Paired MRI and CXR scans were retrospectively reviewed by two blinded readers for presence and severity of pulmonary abscess, consolidation, bronchial wall thickening, mucus plugging and pleural effusion/empyema using a chest MRI scoring system. The scores for MRI and CXR were compared at baseline and follow-up. Furthermore, the MRI scores at baseline with and without contrast media were evaluated.
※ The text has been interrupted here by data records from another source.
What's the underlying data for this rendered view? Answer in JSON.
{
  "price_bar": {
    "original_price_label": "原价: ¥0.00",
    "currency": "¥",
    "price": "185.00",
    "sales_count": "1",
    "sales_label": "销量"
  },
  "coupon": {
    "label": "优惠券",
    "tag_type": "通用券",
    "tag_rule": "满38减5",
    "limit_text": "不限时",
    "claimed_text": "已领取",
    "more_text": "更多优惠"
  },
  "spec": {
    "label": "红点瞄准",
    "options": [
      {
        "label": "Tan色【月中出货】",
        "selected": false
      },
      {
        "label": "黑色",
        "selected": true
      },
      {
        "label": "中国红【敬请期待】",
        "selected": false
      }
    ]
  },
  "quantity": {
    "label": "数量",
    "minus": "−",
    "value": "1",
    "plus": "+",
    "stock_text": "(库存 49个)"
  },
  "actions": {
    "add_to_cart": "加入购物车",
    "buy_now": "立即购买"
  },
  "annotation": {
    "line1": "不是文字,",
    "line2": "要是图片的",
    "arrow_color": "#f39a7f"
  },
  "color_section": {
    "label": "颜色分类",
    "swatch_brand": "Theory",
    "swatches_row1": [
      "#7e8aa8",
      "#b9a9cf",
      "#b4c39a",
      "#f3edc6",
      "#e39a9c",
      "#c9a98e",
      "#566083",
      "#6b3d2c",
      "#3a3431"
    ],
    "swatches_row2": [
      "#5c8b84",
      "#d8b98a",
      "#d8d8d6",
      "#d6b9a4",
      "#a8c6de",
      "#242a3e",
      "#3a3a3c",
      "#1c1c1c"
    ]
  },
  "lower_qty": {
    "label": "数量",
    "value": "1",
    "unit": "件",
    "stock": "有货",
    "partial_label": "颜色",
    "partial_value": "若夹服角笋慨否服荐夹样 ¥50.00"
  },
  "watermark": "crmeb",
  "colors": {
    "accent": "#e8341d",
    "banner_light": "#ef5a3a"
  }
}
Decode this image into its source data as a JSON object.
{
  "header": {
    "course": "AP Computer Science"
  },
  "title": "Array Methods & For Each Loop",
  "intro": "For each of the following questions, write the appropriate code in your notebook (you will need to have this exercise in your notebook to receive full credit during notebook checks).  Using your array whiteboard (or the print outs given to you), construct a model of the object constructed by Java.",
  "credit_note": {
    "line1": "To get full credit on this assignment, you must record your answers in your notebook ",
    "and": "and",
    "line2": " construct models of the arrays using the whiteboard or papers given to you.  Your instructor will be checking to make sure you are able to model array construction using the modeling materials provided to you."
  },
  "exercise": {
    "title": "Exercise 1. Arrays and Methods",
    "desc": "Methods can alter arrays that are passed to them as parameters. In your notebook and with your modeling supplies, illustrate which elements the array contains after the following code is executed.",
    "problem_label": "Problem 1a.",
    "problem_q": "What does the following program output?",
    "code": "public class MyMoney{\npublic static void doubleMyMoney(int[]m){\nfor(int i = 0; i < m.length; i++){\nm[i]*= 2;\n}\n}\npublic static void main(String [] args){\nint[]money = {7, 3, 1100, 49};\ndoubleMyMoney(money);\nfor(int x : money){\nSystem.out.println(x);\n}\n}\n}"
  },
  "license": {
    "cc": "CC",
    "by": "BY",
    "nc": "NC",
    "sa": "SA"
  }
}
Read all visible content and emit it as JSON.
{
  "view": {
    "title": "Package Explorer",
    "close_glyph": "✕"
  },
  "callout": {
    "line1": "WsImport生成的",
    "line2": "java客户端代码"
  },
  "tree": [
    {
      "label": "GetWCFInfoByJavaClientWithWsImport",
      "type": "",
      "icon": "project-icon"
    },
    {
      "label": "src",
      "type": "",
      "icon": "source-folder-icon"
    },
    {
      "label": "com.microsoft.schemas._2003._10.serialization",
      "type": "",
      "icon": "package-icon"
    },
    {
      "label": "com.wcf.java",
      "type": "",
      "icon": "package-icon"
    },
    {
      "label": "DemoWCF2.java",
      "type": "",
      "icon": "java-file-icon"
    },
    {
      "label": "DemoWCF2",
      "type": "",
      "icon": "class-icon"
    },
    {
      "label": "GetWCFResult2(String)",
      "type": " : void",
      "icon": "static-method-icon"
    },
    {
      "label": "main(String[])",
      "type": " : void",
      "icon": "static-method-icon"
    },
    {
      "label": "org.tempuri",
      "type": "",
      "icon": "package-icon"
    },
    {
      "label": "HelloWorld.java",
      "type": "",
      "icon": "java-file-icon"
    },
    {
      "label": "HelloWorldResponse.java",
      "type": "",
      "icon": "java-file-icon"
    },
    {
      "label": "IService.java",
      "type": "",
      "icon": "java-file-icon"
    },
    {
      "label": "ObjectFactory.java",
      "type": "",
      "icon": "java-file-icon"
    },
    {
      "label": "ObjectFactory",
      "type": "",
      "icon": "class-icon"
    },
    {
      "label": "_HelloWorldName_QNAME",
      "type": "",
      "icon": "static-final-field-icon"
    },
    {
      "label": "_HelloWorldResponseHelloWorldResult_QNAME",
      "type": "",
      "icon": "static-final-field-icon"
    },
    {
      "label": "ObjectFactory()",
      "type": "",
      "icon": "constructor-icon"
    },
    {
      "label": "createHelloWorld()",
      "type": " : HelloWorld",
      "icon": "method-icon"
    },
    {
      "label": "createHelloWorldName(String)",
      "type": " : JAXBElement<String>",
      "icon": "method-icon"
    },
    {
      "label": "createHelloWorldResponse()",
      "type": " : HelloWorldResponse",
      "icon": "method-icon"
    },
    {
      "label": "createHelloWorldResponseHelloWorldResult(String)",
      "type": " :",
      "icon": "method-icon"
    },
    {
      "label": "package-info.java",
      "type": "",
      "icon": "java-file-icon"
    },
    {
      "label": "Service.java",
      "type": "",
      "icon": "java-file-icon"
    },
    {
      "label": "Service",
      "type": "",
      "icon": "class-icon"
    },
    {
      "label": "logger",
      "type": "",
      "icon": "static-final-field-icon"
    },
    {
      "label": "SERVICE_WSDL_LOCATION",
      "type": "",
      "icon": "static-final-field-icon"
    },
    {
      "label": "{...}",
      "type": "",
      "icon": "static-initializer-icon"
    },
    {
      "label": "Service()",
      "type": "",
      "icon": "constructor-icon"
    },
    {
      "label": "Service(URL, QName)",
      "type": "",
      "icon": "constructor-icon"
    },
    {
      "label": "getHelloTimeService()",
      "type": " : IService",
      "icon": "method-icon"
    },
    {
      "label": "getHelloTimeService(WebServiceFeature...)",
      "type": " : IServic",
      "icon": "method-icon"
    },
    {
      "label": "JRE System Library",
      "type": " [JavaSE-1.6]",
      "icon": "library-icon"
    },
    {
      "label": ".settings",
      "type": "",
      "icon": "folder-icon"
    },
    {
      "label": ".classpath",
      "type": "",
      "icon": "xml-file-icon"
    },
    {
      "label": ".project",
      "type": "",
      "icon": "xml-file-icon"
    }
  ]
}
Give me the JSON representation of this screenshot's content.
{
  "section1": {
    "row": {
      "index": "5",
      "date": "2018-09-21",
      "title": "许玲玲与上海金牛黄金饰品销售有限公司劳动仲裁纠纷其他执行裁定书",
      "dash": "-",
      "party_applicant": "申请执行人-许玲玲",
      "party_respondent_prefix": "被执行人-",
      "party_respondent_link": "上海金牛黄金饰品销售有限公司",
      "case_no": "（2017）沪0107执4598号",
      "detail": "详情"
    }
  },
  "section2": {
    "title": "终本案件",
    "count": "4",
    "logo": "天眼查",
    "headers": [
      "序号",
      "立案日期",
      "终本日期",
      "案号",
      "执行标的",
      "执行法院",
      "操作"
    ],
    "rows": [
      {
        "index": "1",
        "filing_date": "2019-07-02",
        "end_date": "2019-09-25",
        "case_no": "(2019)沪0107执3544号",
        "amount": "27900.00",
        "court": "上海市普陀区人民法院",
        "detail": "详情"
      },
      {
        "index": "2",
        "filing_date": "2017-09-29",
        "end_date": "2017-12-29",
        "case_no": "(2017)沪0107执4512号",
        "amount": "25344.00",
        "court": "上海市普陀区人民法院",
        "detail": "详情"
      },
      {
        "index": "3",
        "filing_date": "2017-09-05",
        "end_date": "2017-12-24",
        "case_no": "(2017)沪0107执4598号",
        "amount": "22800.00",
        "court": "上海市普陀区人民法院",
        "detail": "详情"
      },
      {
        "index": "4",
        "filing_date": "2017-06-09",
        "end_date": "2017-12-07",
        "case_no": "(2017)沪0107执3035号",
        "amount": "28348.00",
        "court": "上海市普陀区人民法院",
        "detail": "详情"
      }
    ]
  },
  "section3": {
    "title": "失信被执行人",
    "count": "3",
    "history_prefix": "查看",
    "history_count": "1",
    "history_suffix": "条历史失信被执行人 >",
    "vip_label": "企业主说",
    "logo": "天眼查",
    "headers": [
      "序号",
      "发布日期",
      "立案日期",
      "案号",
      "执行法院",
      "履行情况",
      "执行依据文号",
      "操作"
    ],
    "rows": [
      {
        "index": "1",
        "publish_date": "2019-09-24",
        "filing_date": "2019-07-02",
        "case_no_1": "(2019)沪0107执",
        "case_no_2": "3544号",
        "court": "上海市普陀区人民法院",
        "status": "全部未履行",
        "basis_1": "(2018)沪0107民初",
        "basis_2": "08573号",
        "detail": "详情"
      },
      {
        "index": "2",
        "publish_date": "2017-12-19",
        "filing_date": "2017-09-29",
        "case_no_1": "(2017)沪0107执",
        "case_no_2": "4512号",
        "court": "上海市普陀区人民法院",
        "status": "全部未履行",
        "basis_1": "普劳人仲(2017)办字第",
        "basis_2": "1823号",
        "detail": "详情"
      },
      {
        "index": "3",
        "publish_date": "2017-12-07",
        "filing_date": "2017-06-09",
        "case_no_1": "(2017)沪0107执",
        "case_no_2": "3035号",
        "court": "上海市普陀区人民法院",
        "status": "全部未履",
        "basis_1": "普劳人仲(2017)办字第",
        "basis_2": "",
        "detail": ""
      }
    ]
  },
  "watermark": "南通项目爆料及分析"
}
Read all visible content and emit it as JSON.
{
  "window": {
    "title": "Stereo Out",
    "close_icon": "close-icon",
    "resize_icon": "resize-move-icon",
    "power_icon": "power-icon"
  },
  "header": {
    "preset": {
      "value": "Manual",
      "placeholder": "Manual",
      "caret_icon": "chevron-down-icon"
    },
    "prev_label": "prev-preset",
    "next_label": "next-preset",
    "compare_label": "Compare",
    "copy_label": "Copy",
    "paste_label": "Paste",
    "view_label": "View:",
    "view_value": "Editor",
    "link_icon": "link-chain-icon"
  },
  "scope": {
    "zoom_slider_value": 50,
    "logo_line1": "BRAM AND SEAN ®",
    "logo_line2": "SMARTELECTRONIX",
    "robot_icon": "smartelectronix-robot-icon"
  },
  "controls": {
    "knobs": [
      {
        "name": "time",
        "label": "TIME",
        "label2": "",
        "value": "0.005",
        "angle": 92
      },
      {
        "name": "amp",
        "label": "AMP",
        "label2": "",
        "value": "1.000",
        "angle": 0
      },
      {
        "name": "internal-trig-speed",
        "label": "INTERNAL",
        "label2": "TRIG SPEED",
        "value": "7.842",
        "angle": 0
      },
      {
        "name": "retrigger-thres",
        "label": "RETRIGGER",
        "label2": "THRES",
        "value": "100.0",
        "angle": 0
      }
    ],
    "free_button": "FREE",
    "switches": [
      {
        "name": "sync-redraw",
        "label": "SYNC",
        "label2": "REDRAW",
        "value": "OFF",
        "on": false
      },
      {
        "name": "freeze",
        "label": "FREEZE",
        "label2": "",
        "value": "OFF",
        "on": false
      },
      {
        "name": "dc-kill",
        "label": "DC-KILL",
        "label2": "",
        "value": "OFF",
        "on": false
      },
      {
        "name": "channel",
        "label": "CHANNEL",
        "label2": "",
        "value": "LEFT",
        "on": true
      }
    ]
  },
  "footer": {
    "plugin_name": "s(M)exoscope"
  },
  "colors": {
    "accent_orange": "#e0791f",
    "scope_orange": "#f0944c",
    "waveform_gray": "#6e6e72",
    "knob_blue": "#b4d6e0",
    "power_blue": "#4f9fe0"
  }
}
33 pediatric patients (6.3±4.6 years), who had 33 paired MRI and CXR scans at baseline and 12 at follow-up were included. MRI detected significantly more lung abscess formations with a prevalence of 72.7% compared to 27.3% by CXR at baseline (p = 0.001), whereas CXR+LUS was nearly as good as MRI. MRI also showed a higher sensitivity in detecting empyema (p = 0.003). At follow-up, MRI also showed a slightly better sensitivity regarding residual abscesses. The overall severity of disease was rated higher on MRI. Contrast material did not improve detection of abscesses or empyema by MRI.
CXR and LUS seem to be sufficient in most cases. In cases where LUS cannot be realized or the combination of CXR+LUS might be not sufficient, MRI, as a radiation free modality, should be preferred to CT. Furthermore, the admission of contrast media is not mandatory in this context.